He could have taken the elevator

He could have taken the elevator

This tableau with stuffed bears inside Bass Outdoor World is only one of its surreal features.  I visited one of these stores for the first time the other day and found it an assault on my gentle sensibilities.  A salesman proudly told me that the store contained $2 million worth of taxidermy.  Across the US, there are 51 similar stores, with plans for many more in the offing.

What is Bass Outdoor World?  It’s a colossal store selling gear for outdoor pastimes—camping and hiking, hunting and fishing.  The stores are often on the fringe of metropolitan areas, along the highways that affluent people use to reach their vacations.  The stores have huge parking lots, vast inventories.  They are extravagantly materialistic, while seeming to worship the natural world.

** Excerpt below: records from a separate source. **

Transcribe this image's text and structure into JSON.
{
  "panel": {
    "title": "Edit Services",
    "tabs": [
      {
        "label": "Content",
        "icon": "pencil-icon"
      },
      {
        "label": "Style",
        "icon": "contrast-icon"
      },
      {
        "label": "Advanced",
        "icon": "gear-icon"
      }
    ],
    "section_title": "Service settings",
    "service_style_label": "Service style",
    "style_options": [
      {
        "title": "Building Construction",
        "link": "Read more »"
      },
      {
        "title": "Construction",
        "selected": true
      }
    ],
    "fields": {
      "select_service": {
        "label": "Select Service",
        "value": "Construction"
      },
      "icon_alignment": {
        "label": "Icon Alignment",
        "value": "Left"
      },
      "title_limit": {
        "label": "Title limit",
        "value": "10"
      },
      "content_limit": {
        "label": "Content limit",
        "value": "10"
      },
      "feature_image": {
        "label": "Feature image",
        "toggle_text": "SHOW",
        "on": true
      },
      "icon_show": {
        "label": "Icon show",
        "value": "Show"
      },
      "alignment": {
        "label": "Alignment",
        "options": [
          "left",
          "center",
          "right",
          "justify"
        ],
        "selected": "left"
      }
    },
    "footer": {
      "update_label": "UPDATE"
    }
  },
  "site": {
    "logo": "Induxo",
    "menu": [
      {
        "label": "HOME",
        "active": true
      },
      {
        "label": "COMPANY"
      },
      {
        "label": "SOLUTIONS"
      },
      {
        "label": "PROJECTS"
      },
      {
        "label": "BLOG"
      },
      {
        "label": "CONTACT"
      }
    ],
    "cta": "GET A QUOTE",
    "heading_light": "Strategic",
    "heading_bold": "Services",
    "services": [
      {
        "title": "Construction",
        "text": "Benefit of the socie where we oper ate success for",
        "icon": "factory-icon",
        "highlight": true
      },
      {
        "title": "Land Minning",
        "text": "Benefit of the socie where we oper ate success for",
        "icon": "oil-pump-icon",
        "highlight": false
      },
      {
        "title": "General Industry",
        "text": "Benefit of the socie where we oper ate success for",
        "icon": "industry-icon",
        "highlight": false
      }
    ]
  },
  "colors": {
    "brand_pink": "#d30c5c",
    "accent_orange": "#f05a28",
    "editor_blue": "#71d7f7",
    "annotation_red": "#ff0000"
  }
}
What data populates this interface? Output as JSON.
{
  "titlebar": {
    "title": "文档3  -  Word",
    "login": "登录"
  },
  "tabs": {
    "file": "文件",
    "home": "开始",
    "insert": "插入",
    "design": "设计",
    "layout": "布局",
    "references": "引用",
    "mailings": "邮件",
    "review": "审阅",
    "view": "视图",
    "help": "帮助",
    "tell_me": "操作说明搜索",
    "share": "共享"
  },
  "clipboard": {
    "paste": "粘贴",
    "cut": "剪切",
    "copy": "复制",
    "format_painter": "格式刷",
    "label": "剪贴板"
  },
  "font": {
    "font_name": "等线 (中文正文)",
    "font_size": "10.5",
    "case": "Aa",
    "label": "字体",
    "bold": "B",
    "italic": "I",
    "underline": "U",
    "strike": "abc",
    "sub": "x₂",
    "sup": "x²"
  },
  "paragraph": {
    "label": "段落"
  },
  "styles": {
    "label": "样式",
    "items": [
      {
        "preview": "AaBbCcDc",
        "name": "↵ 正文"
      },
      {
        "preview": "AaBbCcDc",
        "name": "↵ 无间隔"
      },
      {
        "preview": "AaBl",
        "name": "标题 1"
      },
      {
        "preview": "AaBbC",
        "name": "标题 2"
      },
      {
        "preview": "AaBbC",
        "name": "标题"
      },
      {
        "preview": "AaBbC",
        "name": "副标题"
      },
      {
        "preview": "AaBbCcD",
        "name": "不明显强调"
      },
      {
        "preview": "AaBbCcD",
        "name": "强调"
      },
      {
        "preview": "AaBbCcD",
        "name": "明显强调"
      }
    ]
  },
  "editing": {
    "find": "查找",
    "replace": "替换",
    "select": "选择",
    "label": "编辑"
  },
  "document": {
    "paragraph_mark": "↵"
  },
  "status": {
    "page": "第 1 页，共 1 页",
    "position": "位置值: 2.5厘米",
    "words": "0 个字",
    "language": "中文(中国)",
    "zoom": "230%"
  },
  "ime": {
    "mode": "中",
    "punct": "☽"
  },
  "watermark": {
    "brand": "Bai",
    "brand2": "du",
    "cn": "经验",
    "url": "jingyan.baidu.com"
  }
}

The Bass Outdoor shop in Portage Indiana is a cavernous two-story building, with a rough-hewn timbered look under fluorescent lighting.  It features a dizzying array of fishing gear, a showroom of expensive boats, and, upstairs, a hunters’ paradise with a sobering display of guns.

As the United States becomes more built up, our focus on the glories of outdoor life becomes more intense, too.  There is a vast commercial market for roughing it, a market where you can buy fancy sights and expensive comfortable chairs from which to shoot  deer.  With enough expenditure, campsite conveniences rivaling the comforts of domestic life can be had.

Have you ever been to Bass Outdoor World?